The World Bank has released its 2017 Doing Business Report, noting that a record 137 economies around the world have adopted key reforms that make it easier to start and operate small and medium-sized businesses..

In its global country rankings of business efficiency, Doing Business 2017 awarded its coveted top spot to New Zealand, Singapore ranks second, followed by Denmark; Hong Kong SAR, China; Republic of Korea; Norway; United Kingdom; United States; Sweden; and Former Yugoslav Republic of Macedonia.

[Full Report](http://www.doingbusiness.org/~/media/WBG/DoingBusiness/Documents/Annual-Reports/English/DB17-Full-Report.pdf?cid=ECR_E_NewsletterWeekly_EN_EXT)

[World Bank Release](http://www.worldbank.org/en/news/press-release/2016/10/25/record-number-of-economies-carried-out-business-reforms-in-past-year-doing-business)

**About Doing Business**

The Doing Business project, launched in 2002, provides objective measures of business regulations and their enforcement across 190 economies and selected cities at the subnational and regional level. It looks at domestic small and medium-size companies and measures the regulations applying to them through their life cycle.

By gathering and analyzing comprehensive quantitative data to compare business regulation environments across economies and over time, Doing Business encourages economies to compete towards more efficient regulation; offers measurable benchmarks for reform; and serves as a resource for academics, journalists, private sector researchers and others interested in the business climate of each economy.

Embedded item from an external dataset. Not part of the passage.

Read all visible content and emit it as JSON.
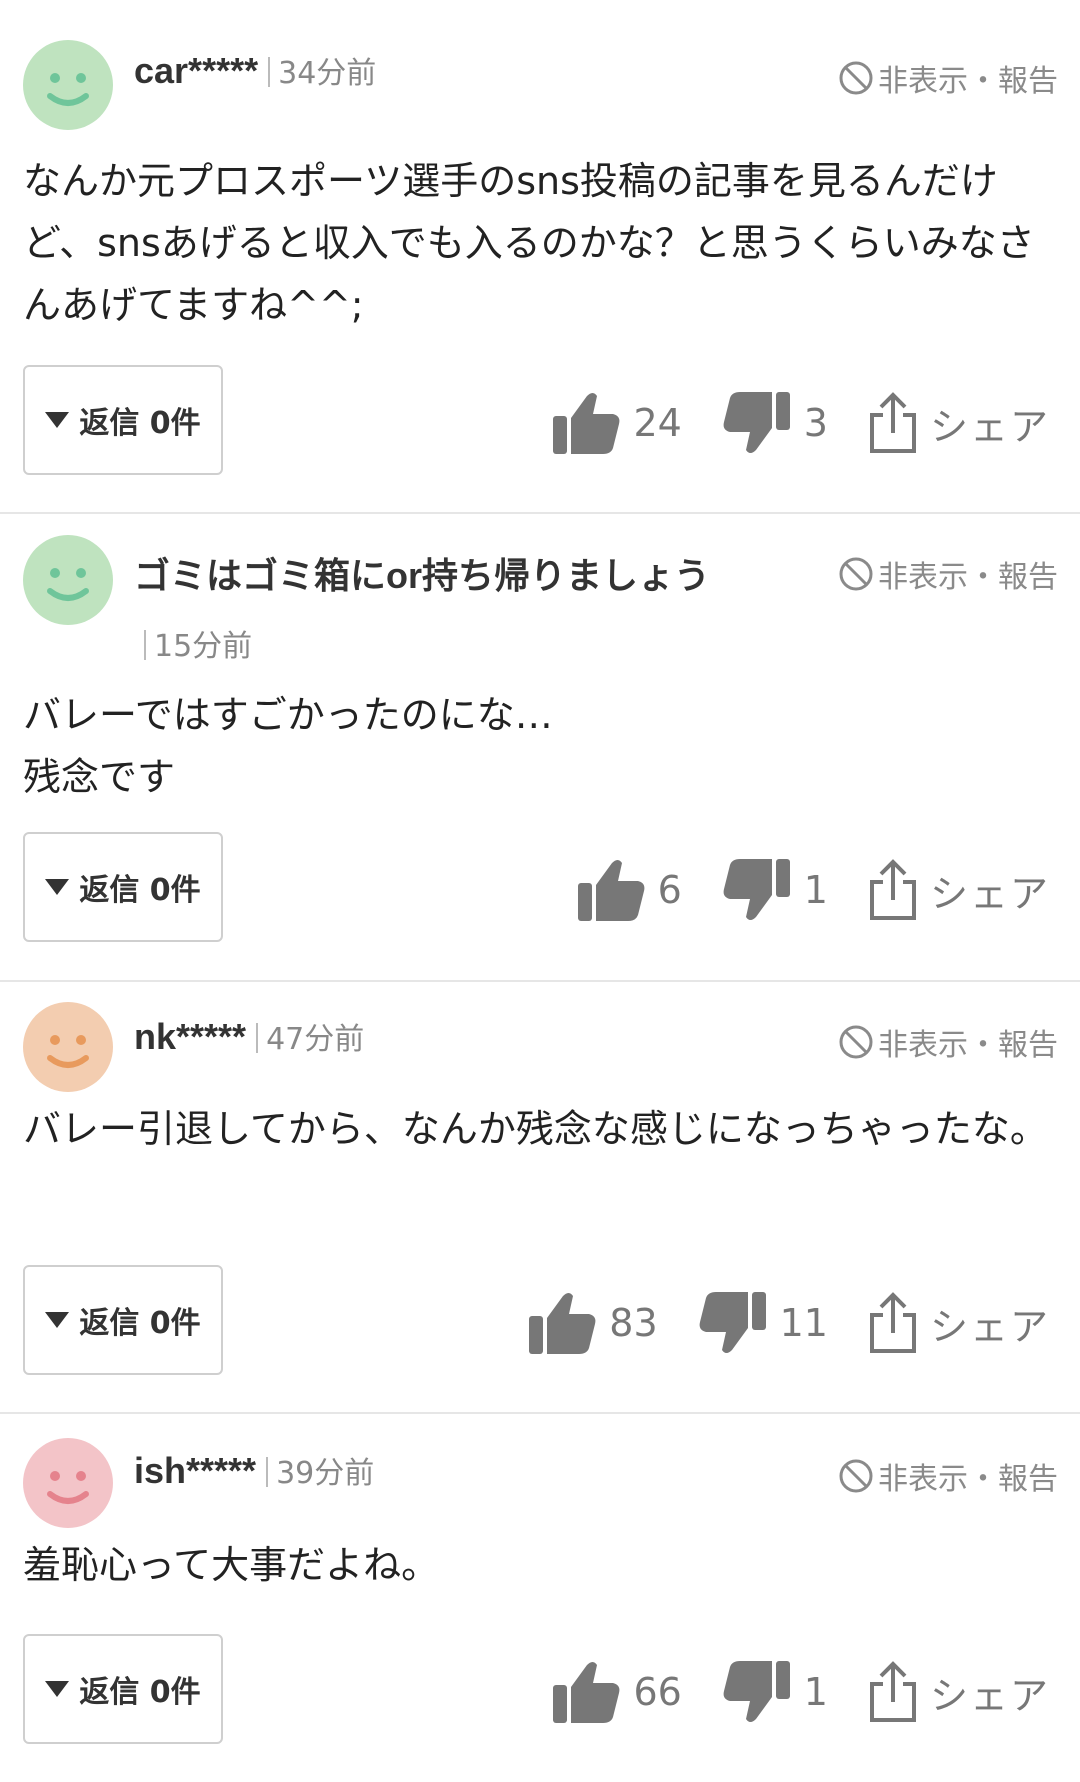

In addition, Doing Business offers detailed [subnational reports](http://www.doingbusiness.org/Reports/Subnational-Reports), which exhaustively cover business regulation and reform in different cities and regions within a nation. These reports provide data on the ease of doing business, rank each location, and recommend reforms to improve performance in each of the indicator areas. Selected cities can compare their business regulations with other cities in the economy or region and with the 190 economies that Doing Business has ranked.

The first Doing Business report, published in 2003, covered 5 indicator sets and 133 economies. This year’s report covers 11 indicator sets and 190 economies. Most indicator sets refer to a case scenario in the largest business city of each economy, except for 11 economies that have a population of more than 100 million as of 2013 (Bangladesh, Brazil, China, India, Indonesia, Japan, Mexico, Nigeria, Pakistan, the Russian Federation and the United States) where Doing Business, also collected data for the second largest business city. The data for these 11 economies are a population-weighted average for the 2 largest business cities. The project has benefited from feedback from governments, academics, practitioners and reviewers. The initial goal remains: to provide an objective basis for understanding and improving the regulatory environment for business around the world.